One end of the mural includes what appears to be an Apollo-era capsule, which may have been in the planning stages in 1963. There also are planets and stars, and what appears to be Sanchez’s interpretation of future space stations.
Bill Martz, 80, watched Sanchez as he was creating the mural. Martz worked at Rocketdyne and its subsequent incarnations for 38 years, from 1958 to 1996.
“He was a great guy,” Martz said of Sanchez.
He said he’s glad the mural has a new home, where it will have more exposure. The hall where the mural is located is outside science classrooms and labs at Crowder.
“It’s a great place for it,” Martz said.
Sanchez’s daughter, Deidre Sanchez, speaking by phone, said she wished she could have been at the dedication. She said her dad is 95 and living in Carrollton, Texas. She said he has Alzheimer’s disease, but he still paints.
“I’m very proud of him,” she said. “He’s been an artist his entire life.”

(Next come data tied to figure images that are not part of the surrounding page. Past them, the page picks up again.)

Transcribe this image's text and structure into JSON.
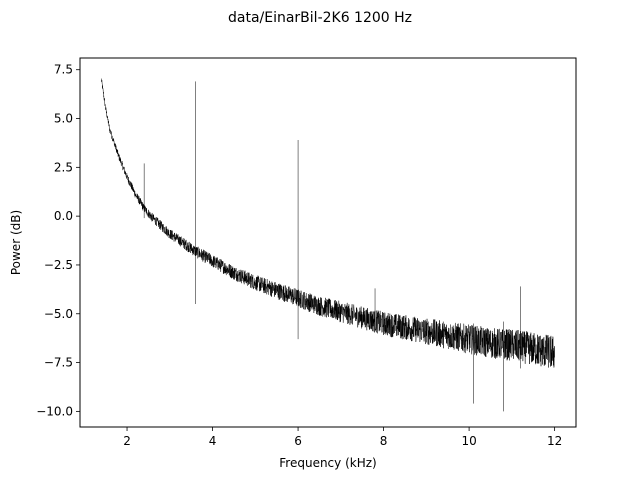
{
  "chart_data": {
    "type": "line",
    "title": "data/EinarBil-2K6   1200 Hz",
    "xlabel": "Frequency (kHz)",
    "ylabel": "Power (dB)",
    "xlim": [
      0.9,
      12.5
    ],
    "ylim": [
      -10.8,
      8.1
    ],
    "xticks": [
      2,
      4,
      6,
      8,
      10,
      12
    ],
    "xtick_labels": [
      "2",
      "4",
      "6",
      "8",
      "10",
      "12"
    ],
    "yticks": [
      7.5,
      5.0,
      2.5,
      0.0,
      -2.5,
      -5.0,
      -7.5,
      -10.0
    ],
    "ytick_labels": [
      "7.5",
      "5.0",
      "2.5",
      "0.0",
      "−2.5",
      "−5.0",
      "−7.5",
      "−10.0"
    ],
    "grid": false,
    "series": [
      {
        "color": "#000000",
        "x_range": [
          1.4,
          12.0
        ],
        "trend": {
          "x": [
            1.4,
            1.5,
            1.6,
            1.8,
            2.0,
            2.2,
            2.4,
            2.6,
            3.0,
            3.4,
            3.6,
            4.0,
            4.5,
            5.0,
            5.5,
            6.0,
            6.5,
            7.0,
            7.5,
            8.0,
            8.5,
            9.0,
            9.5,
            10.0,
            10.5,
            11.0,
            11.5,
            12.0
          ],
          "y": [
            7.0,
            5.5,
            4.4,
            3.1,
            2.0,
            1.1,
            0.4,
            -0.1,
            -0.9,
            -1.5,
            -1.8,
            -2.3,
            -2.9,
            -3.4,
            -3.8,
            -4.2,
            -4.6,
            -4.9,
            -5.2,
            -5.5,
            -5.7,
            -5.9,
            -6.1,
            -6.3,
            -6.5,
            -6.6,
            -6.8,
            -7.0
          ]
        },
        "peaks": [
          {
            "x": 2.4,
            "top": 2.7,
            "bottom": -0.1
          },
          {
            "x": 3.6,
            "top": 6.9,
            "bottom": -4.5
          },
          {
            "x": 6.0,
            "top": 3.9,
            "bottom": -6.3
          },
          {
            "x": 7.8,
            "top": -3.7,
            "bottom": -5.6
          },
          {
            "x": 10.1,
            "top": -5.5,
            "bottom": -9.6
          },
          {
            "x": 10.8,
            "top": -5.4,
            "bottom": -10.0
          },
          {
            "x": 11.2,
            "top": -3.6,
            "bottom": -7.8
          }
        ]
      }
    ]
  }
}
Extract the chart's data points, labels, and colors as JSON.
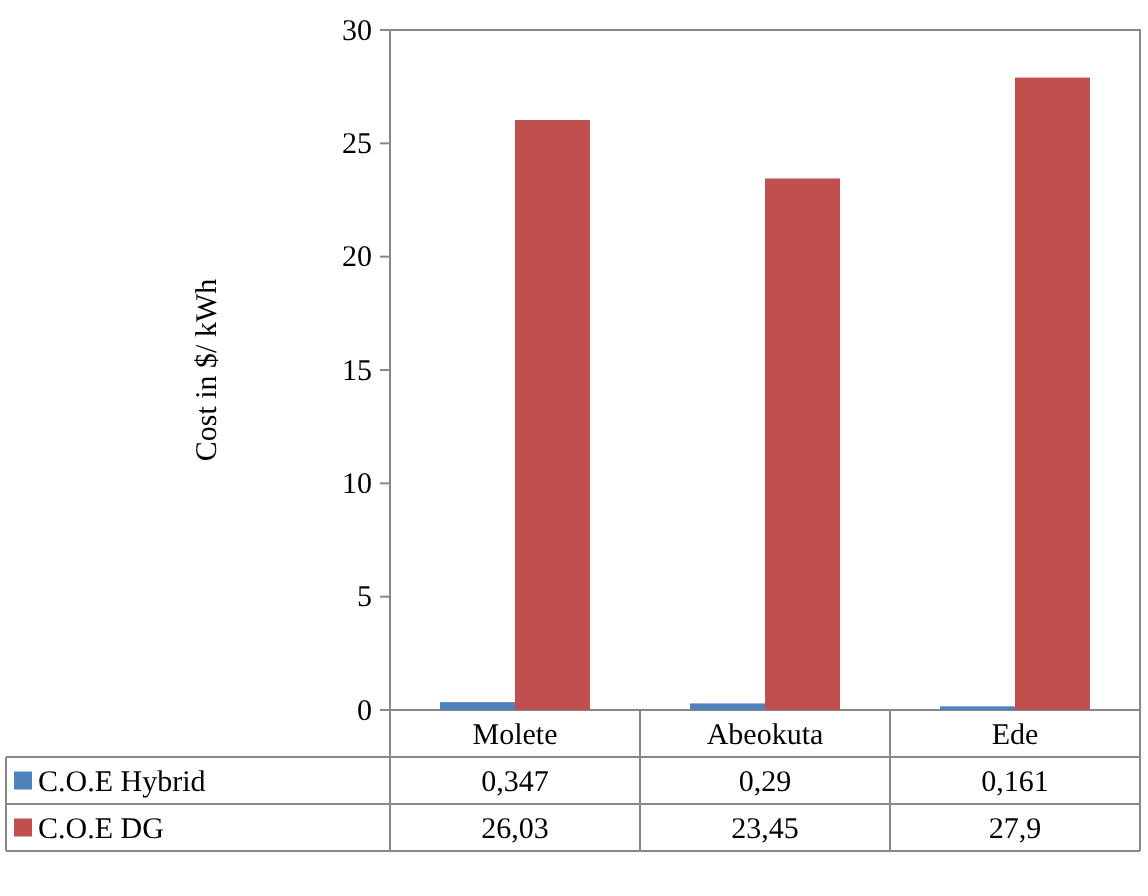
{
  "chart_data": {
    "type": "bar",
    "ylabel": "Cost in $/ kWh",
    "categories": [
      "Molete",
      "Abeokuta",
      "Ede"
    ],
    "series": [
      {
        "name": "C.O.E Hybrid",
        "color": "#4f81bd",
        "values": [
          0.347,
          0.29,
          0.161
        ],
        "value_labels": [
          "0,347",
          "0,29",
          "0,161"
        ]
      },
      {
        "name": "C.O.E DG",
        "color": "#c0504d",
        "values": [
          26.03,
          23.45,
          27.9
        ],
        "value_labels": [
          "26,03",
          "23,45",
          "27,9"
        ]
      }
    ],
    "ylim": [
      0,
      30
    ],
    "yticks": [
      0,
      5,
      10,
      15,
      20,
      25,
      30
    ],
    "grid": false,
    "legend": "bottom"
  }
}
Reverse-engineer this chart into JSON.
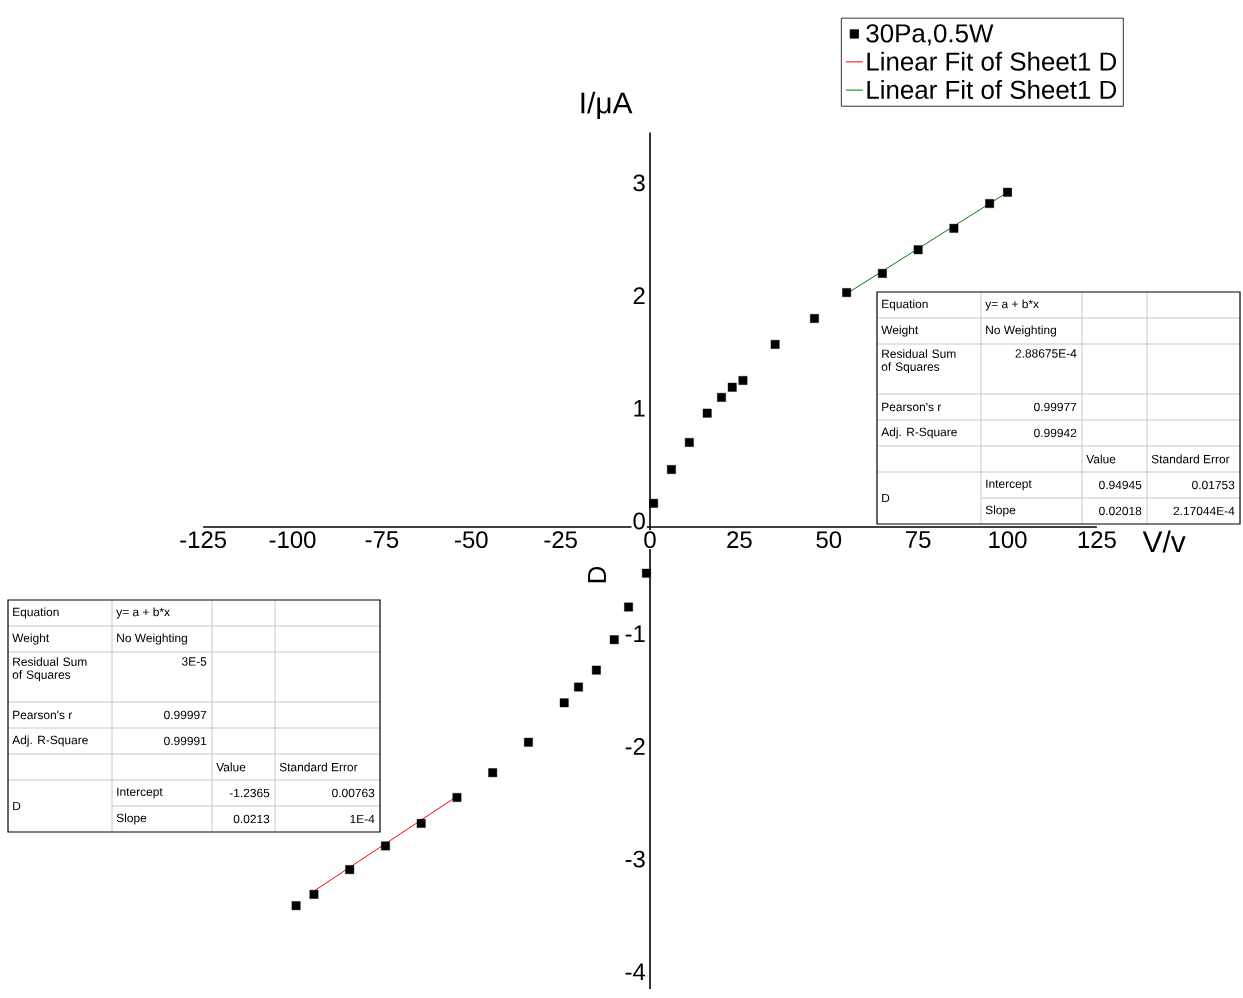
{
  "chart_data": {
    "type": "scatter",
    "xlabel": "V/v",
    "ylabel": "I/μA",
    "xlim": [
      -125,
      125
    ],
    "ylim": [
      -4.1,
      3.5
    ],
    "xticks": [
      -125,
      -100,
      -75,
      -50,
      -25,
      0,
      25,
      50,
      75,
      100,
      125
    ],
    "yticks": [
      -4,
      -3,
      -2,
      -1,
      0,
      1,
      2,
      3
    ],
    "legend": "top right",
    "grid": false,
    "series": [
      {
        "name": "30Pa,0.5W",
        "marker": "square",
        "color": "#000000",
        "x": [
          -99,
          -94,
          -84,
          -74,
          -64,
          -54,
          -44,
          -34,
          -24,
          -20,
          -15,
          -10,
          -6,
          -1,
          1,
          6,
          11,
          16,
          20,
          23,
          26,
          35,
          46,
          55,
          65,
          75,
          85,
          95,
          100
        ],
        "values": [
          -3.36,
          -3.26,
          -3.04,
          -2.83,
          -2.63,
          -2.4,
          -2.18,
          -1.91,
          -1.56,
          -1.42,
          -1.27,
          -1.0,
          -0.71,
          -0.41,
          0.21,
          0.51,
          0.75,
          1.01,
          1.15,
          1.24,
          1.3,
          1.62,
          1.85,
          2.08,
          2.25,
          2.46,
          2.65,
          2.87,
          2.97
        ]
      },
      {
        "name": "Linear Fit of Sheet1 D",
        "type": "line",
        "color": "#ff0000",
        "x": [
          -94,
          -54
        ],
        "values": [
          -3.23,
          -2.39
        ]
      },
      {
        "name": "Linear Fit of Sheet1 D",
        "type": "line",
        "color": "#008000",
        "x": [
          55,
          100
        ],
        "values": [
          2.07,
          2.97
        ]
      }
    ],
    "annotations": [
      "Equation",
      "y= a + b*x",
      "Weight",
      "No Weighting",
      "Residual Sum of Squares",
      "2.88675E-4",
      "Pearson's r",
      "0.99977",
      "Adj. R-Square",
      "0.99942",
      "Value",
      "Standard Error",
      "D",
      "Intercept",
      "0.94945",
      "0.01753",
      "Slope",
      "0.02018",
      "2.17044E-4",
      "Equation",
      "y= a + b*x",
      "Weight",
      "No Weighting",
      "Residual Sum of Squares",
      "3E-5",
      "Pearson's r",
      "0.99997",
      "Adj. R-Square",
      "0.99991",
      "Value",
      "Standard Error",
      "D",
      "Intercept",
      "-1.2365",
      "0.00763",
      "Slope",
      "0.0213",
      "1E-4",
      "D"
    ]
  }
}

Martz was one of several retired and current employees of the former Rocketdyne who were on hand for the dedication.
“We really want the mural to be enjoyed by people for many years to come,” said Penny Paul, human resources manager at Premiere Turbines.
STEVE ROARK, a member of the Newton County Tourism Council, handed out copies of the new “Walking Tour of the Murals of Neosho” brochure. Roark noted that the brochure already was out of date, because the Rocketdyne mural isn’t included. He said it would be in future versions.